Common view means two observers at two different locations observe the same GPS/BDS satellite at the same time. GPS/BDS common-view method is one of the main time comparison methods for long distance on earth so far. It is a system firstly used to make the time comparison between the atomic oscillators in international timing labs in 1983. With this method, the uncertainty of time transfer can reduce to very small value, may be as low as 3-5ns. Therefore, it can be used by the users who need time service accuracy as good as nanoseconds level in the field of aerospace and missile, and those who need to take ultra-high precision time/frequency synchronization measurements in 5G networks.
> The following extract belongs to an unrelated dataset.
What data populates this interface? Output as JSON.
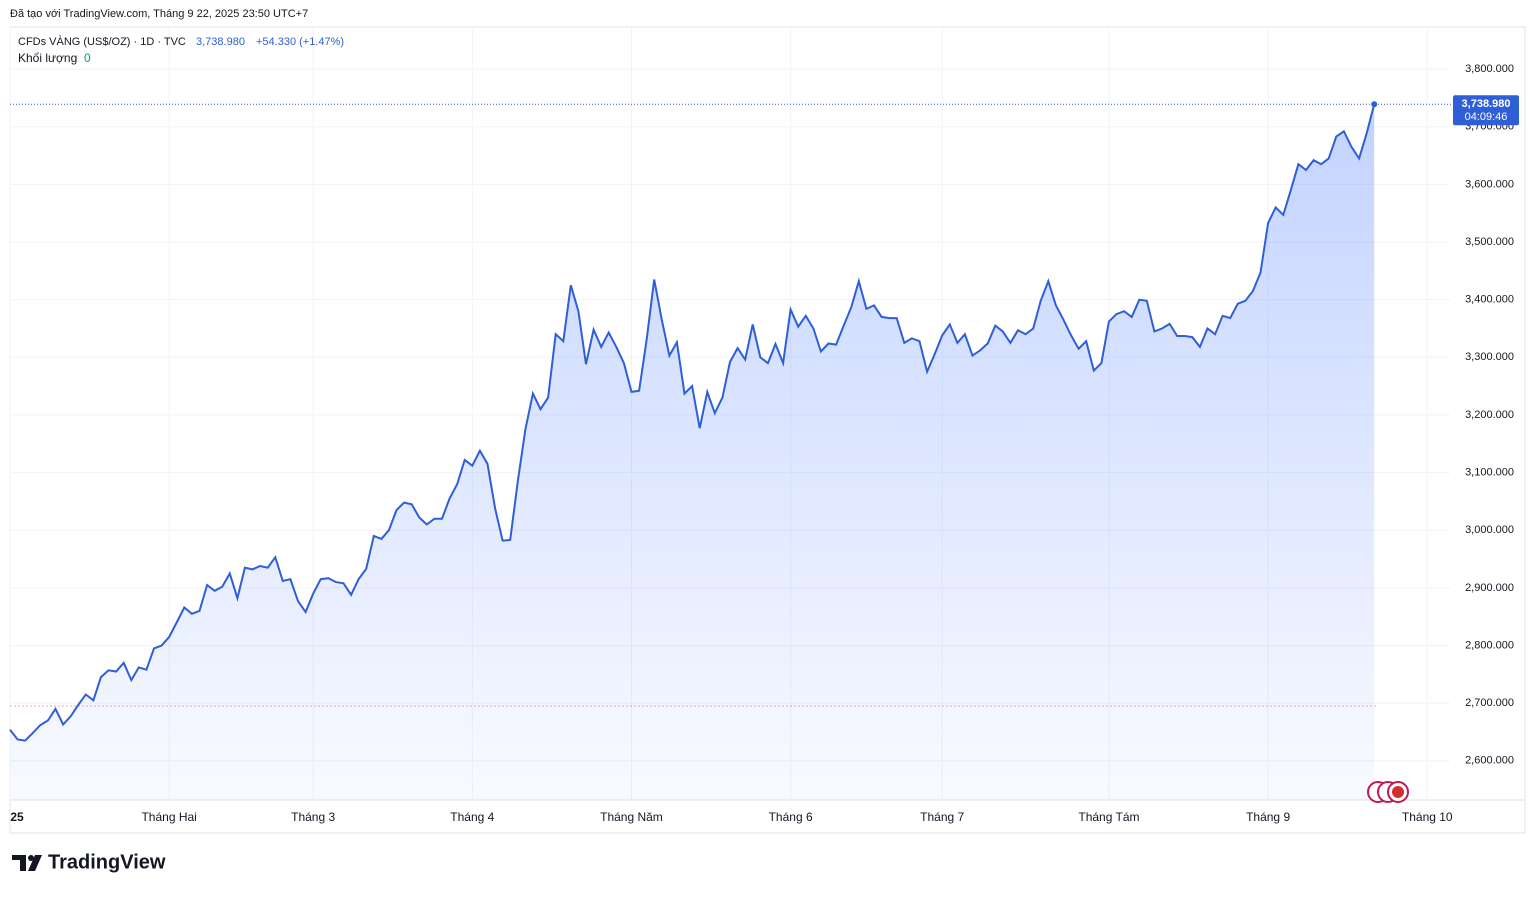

Here is the basic principle of GPS/BDS common-view method: Station A and B, which are to perform time transfer, receive a time signal from a GPS/BDS satellite S simultaneously. Let the reception times of the stations be T(A) and T(B); the propagation delay from station A and the satellite S is d(A), and the propagation delay from station B and the satellite S is d(B); △TAS is the time difference between the station A and the satellite S, △TBS is the time difference between the station B and the satellite S, thus △TAS and △TBS can be expressed as follows respectively:
△TAS=T（A）-T（S）- d（A） （1）
△TBS=T（B）-T（S）- d（B） （2）
By calculating the difference between formulas (1) and (2), time transfer can be performed using the GPS/BDS signals as an intermediary.
As described above, the GPS/BDS common-view method cancels out satellite clock error and most of the propagation delay, and performs highly precise time transfer by ensuring that the stations that are to perform time transfer receive the signal from a single satellite simultaneously.